Excellus BlueCross BlueShield, headquartered in Rochester, will contribute $20,000 and Binghamton will allocate $50,000 from a $1 million health fund that was created in 2022 with federal funds from the American Rescue Plan Act. Jessica Cox, the regional president of the Excellus’s Southern Tier Region, said the new program will help expand reproductive health care access to the entire community.

“We are thrilled to provide funding to Family Planning of South Central New York for additional resources necessary for their women’s comprehensive health education services,” Cox said in a statement. “By advocating for comprehensive health services and collaborating with Family Planning of South Central New York, the City of Binghamton and [Kraham], we can create a future where women have access to the resources they need to make informed choices for their futures.”

The program will present helpful education regarding family planning and work to meet the needs of young women in the community, including assistance in contacting health care facilities, making appointments, getting cancer screenings, obtaining contraception and mental health support. Debra Marcus, Family Planning of South Central New York’s chief executive officer, said the program’s primary audience is disadvantaged women and girls who have suffered from lack of education, experiencing past trauma or dealing with violence.

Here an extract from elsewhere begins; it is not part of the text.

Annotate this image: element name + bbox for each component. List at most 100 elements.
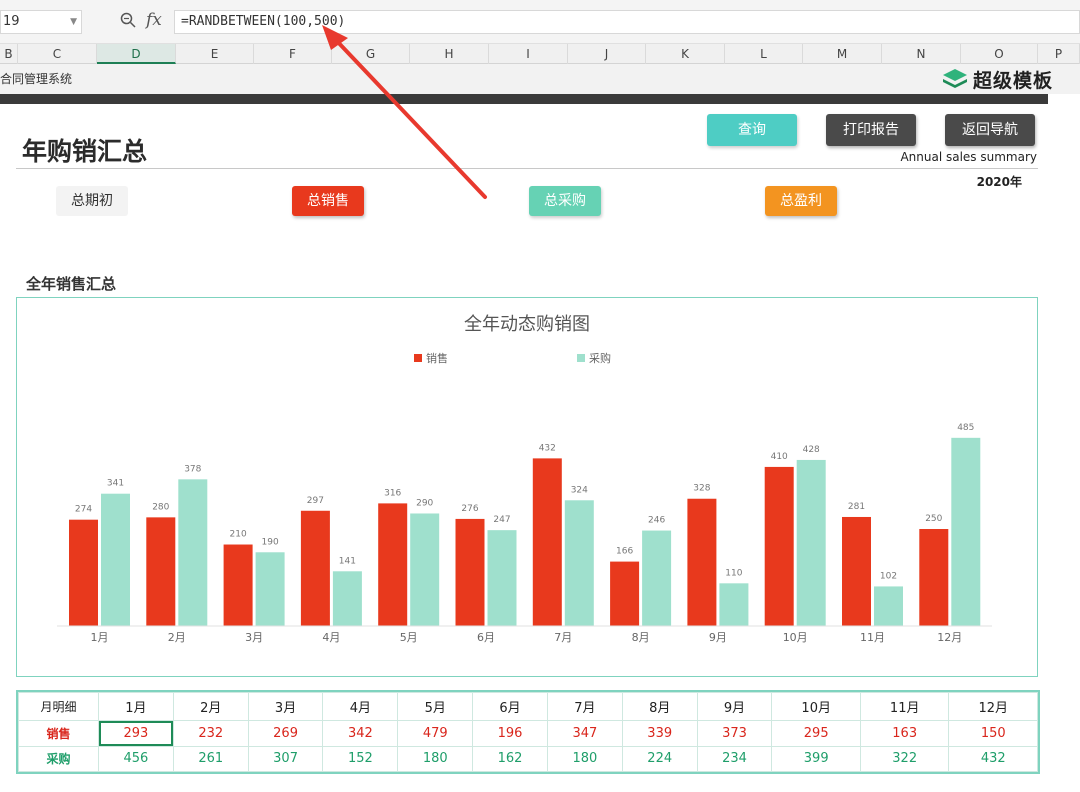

The $1 million youth fund was created to help young people recover after the COVID-19 pandemic, but Kraham said much of the funding was allocated to programs geared toward helping young men, like mentorships and gang prevention initiatives. He said he believed a new program would help young women overcome challenges like family planning or mental health. The city then partnered with Excellus — an agency looking to support an “outcome-based” health care program in Binghamton — and Family Planning.

“The effects [of this program] is if we can give young women, who may be may be in poverty, who may be marginalized in other ways, [the] lifeline of access to health care, that’s going to pay dividends for years and years and years to come,” Kraham said. “[It will] hopefully end that cycle of generational poverty and provide them with the ability to achieve their goals. If you’re not healthy, if you don’t have confidence in your health, you can’t begin to accomplish any of the other goals you have in life.”

A 2014 study from the National Library of Medicine found that children born after the United States introduced federal family planning programs in the 1960s and 70s were less likely to become impoverished as children and adults, highlighting family planning programs’ effectiveness in providing accessible resources.

The new program will supply these tools through an in-person referral where advocates will educate and connect young women to outside resources while ensuring they receive the care they need. Advocates will continuously follow up with young women in the program to guarantee their well-being.

Emily DePietro, vice president of Planned Parenthood Generation and a senior majoring in integrative neuroscience, expressed support for the program and its potential positive impacts on Binghamton University students.

“I believe that the ‘Empowering Healthy Decisions’ program has the potential to greatly benefit not only students at [BU] but also members of the local Binghamton community,” DePietro wrote. “By providing tools and support to those who need it most, informed decisions about one’s reproductive health care can be made with confidence.”